16 de Septiembre: La ofrenda solar
Más tarde estas formas florales, que casi podríamos definir como de geometría sagrada, se levantan, se vuelven conscientes, se cristifican. Es así como se viste el santo xúchitl (sobre una estructura de madera en cruz, con rayos saliendo de los lados y un espejo que te refleja en el centro) y como se forman los brazos de dios (dos bastones de unos sesenta cm de largo rodeados de flores). Estos últimos servirán para la limpia y sanación final, para la comunión de los presentes en el manto floreado de la madre tierra.
La dualidad que tantos conflictos y fanatismos crea, se ha unificado. Lo blanco, lo rojo y lo violeta se han mezclado armoniosamente por las manos femeninas y ahora se han transformado en instrumento de armonía y sanación. La materia se ha vuelto espíritu y el alma vuelve a dirigir nuestra vida. Por un lado se revela como signo de ascensión y liberación después de abandonar la tierra, pero por otro es un signo de que hemos de convertirnos en christos ahora. El cristianismo habla de la resurrección de los muertos, pero hoy nos encontramos en la batalla del despertar de los vivos.

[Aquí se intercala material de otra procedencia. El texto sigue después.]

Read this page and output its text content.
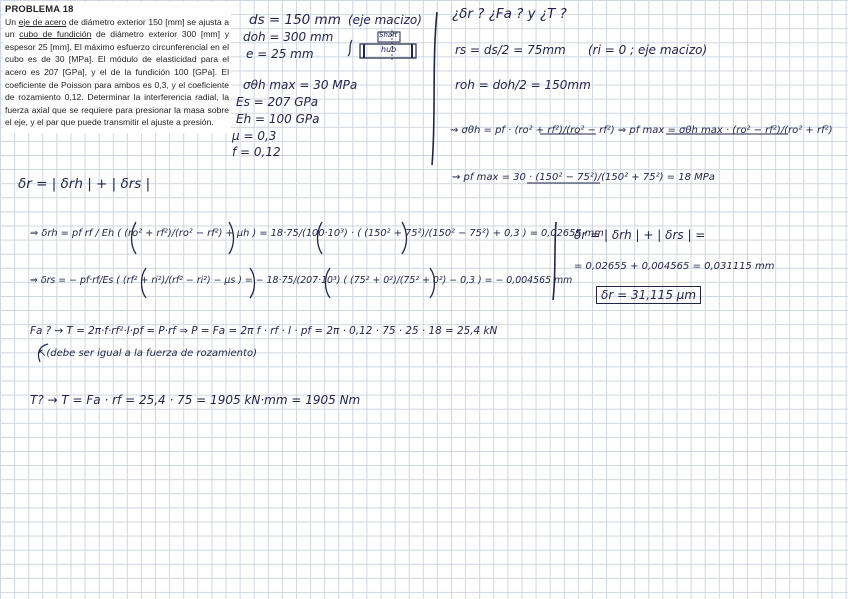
PROBLEMA 18
Un eje de acero de diámetro exterior 150 [mm] se ajusta a un cubo de fundición de diámetro exterior 300 [mm] y espesor 25 [mm]. El máximo esfuerzo circunferencial en el cubo es de 30 [MPa]. El módulo de elasticidad para el acero es 207 [GPa], y el de la fundición 100 [GPa]. El coeficiente de Poisson para ambos es 0,3, y el coeficiente de rozamiento 0,12. Determinar la interferencia radial, la fuerza axial que se requiere para presionar la masa sobre el eje, y el par que puede transmitir el ajuste a presión.
ds = 150 mm (eje macizo)
doh = 300 mm
e = 25 mm
Shaft
hub
σθh max = 30 MPa
Es = 207 GPa
Eh = 100 GPa
μ = 0,3
f = 0,12
¿δr ? ¿Fa ? y ¿T ?
rs = ds/2 = 75mm (ri = 0 ; eje macizo)
roh = doh/2 = 150mm
⇝ σθh = pf · (ro² + rf²)/(ro² − rf²) ⇒ pf max = σθh max · (ro² − rf²)/(ro² + rf²)
⇝ pf max = 30 · (150² − 75²)/(150² + 75²) = 18 MPa
δr = | δrh | + | δrs |
⇒ δrh = pf rf / Eh ( (ro² + rf²)/(ro² − rf²) + μh ) = 18·75/(100·10³) · ( (150² + 75²)/(150² − 75²) + 0,3 ) = 0,02655 mm
⇒ δrs = − pf·rf/Es ( (rf² + ri²)/(rf² − ri²) − μs ) = − 18·75/(207·10³) ( (75² + 0²)/(75² + 0²) − 0,3 ) = − 0,004565 mm
δr = | δrh | + | δrs | =
= 0,02655 + 0,004565 = 0,031115 mm
δr = 31,115 μm
Fa ? → T = 2π·f·rf²·l·pf = P·rf ⇒ P = Fa = 2π f · rf · l · pf = 2π · 0,12 · 75 · 25 · 18 = 25,4 kN
↖(debe ser igual a la fuerza de rozamiento)
T? → T = Fa · rf = 25,4 · 75 = 1905 kN·mm = 1905 Nm
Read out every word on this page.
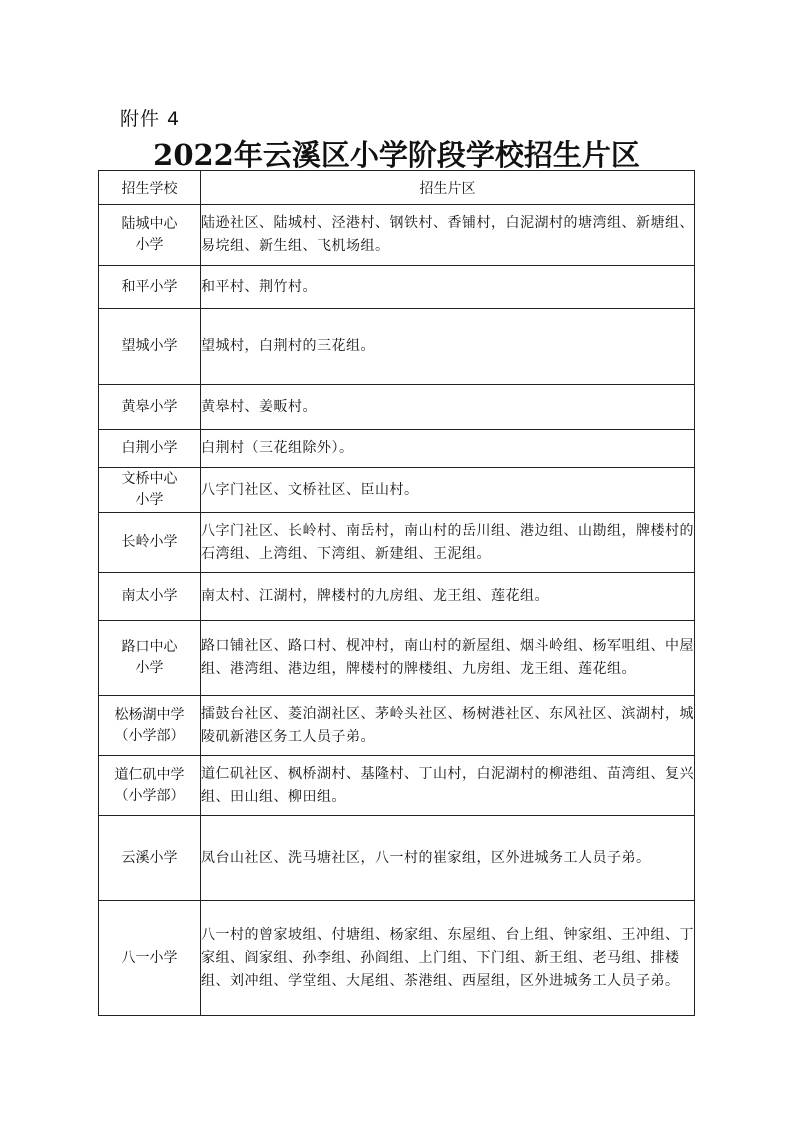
附件 4
2022年云溪区小学阶段学校招生片区
招生学校	招生片区

陆城中心小学	陆逊社区、陆城村、泾港村、钢铁村、香铺村，白泥湖村的塘湾组、新塘组、易垸组、新生组、飞机场组。
和平小学	和平村、荆竹村。
望城小学	望城村，白荆村的三花组。
黄皋小学	黄皋村、姜畈村。
白荆小学	白荆村（三花组除外）。

文桥中心小学	八字门社区、文桥社区、臣山村。
长岭小学	八字门社区、长岭村、南岳村，南山村的岳川组、港边组、山勘组，牌楼村的石湾组、上湾组、下湾组、新建组、王泥组。
南太小学	南太村、江湖村，牌楼村的九房组、龙王组、莲花组。

路口中心小学	路口铺社区、路口村、枧冲村，南山村的新屋组、烟斗岭组、杨军咀组、中屋组、港湾组、港边组，牌楼村的牌楼组、九房组、龙王组、莲花组。

松杨湖中学（小学部）	擂鼓台社区、菱泊湖社区、茅岭头社区、杨树港社区、东风社区、滨湖村，城陵矶新港区务工人员子弟。

道仁矶中学（小学部）	道仁矶社区、枫桥湖村、基隆村、丁山村，白泥湖村的柳港组、苗湾组、复兴组、田山组、柳田组。
云溪小学	凤台山社区、洗马塘社区，八一村的崔家组，区外进城务工人员子弟。
八一小学	八一村的曾家坡组、付塘组、杨家组、东屋组、台上组、钟家组、王冲组、丁家组、阎家组、孙李组、孙阎组、上门组、下门组、新王组、老马组、排楼组、刘冲组、学堂组、大尾组、茶港组、西屋组，区外进城务工人员子弟。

Del cambio genético en el grial del corazón, de la activación del hábito sin costuras, del viajar conscientemente a otras dimensiones más allá del cuerpo físico. El encendido del santo xúchitl es el signo de la libertad total. Ya todo lo anterior ha quedado trascendido. No hacen falta guías ni maestros, ni masculino ni femenino. Este símbolo de la vuelta al hogar se sitúa en el centro del altar, entregando su energía como resumen final del trabajo realizado. El corazón crístico que refleja e irradia con su espejo al mundo, y los brazos de la curación que acarician a cada uno de los compadres y comadres que han estado cantando toda la noche sin parar. Es la fiesta final donde la magia está presente y cualquier milagro es posible. ¡Ella es dios!
Después de un pequeño descanso viene la danza en la plaza de Cangas de Onís, encima de la rosa de los vientos. Todos en traje ceremonial y muchas horas por delante. La danza es la oración del cuerpo, el decreto de la energía, la fuerza guerrera ofrendada al corazón de Gaia-Tonantzin. La hermandad y el compadrazgo de tantas batallas compartidas nos hacen sentirnos en casa, con nuestros hermanos eternos. Y comenzamos a tornar el círculo. Primero el saludo a los cuatro vientos girando por la plaza, con el huehuetl en el centro del movimiento (en principio los concheros no lo usan en México, sí los mexicas).
La tercera palabra asume la dirección y la entrega de cada dancita. Y cada paso se repite cuatro veces, como una cruz de brazos iguales: izquierda por lo femenino y derecha por lo masculino, izquierda por la tierra y derecha por el cielo. Primero las dancitas que siempre dedicamos a la jefa Nanita, Tonatiú la danza del sol, y al tata don Ernesto, Quetzalcóatl el guerrero divino. Luego cada uno va desgranando su propia danza, más o menos intensa, más o menos concentrada, más o menos íntima. Recuerdo una ensoñación en que la Nanita (o mejor don Toribio que estaba a su lado) me decía que si alguien salía alterado de la danza y con emociones enfrentadas con otros compadres o comadres, es que no había sabido entregar su furia al espíritu de la Tierra, danzando hasta el agotamiento y transmutando toda su negatividad para convertirla en conciencia.
Así van saliendo al centro para entregar su dancita cada una de las palabras, los jefes, los capitanes y los compadres y comadres de la Mesa de la cruz espiral del señor Santiago. Pasan las horas y un par de descansos, hasta que los macehuales sargentos y las malinches entregan sus respectivas danzas, seguidas por el cierre de la tercera palabra. Luego cantos, despedir los vientos, dar gracias en la puerta del templo, y finalmente entregar las palabras y despedir símbolos.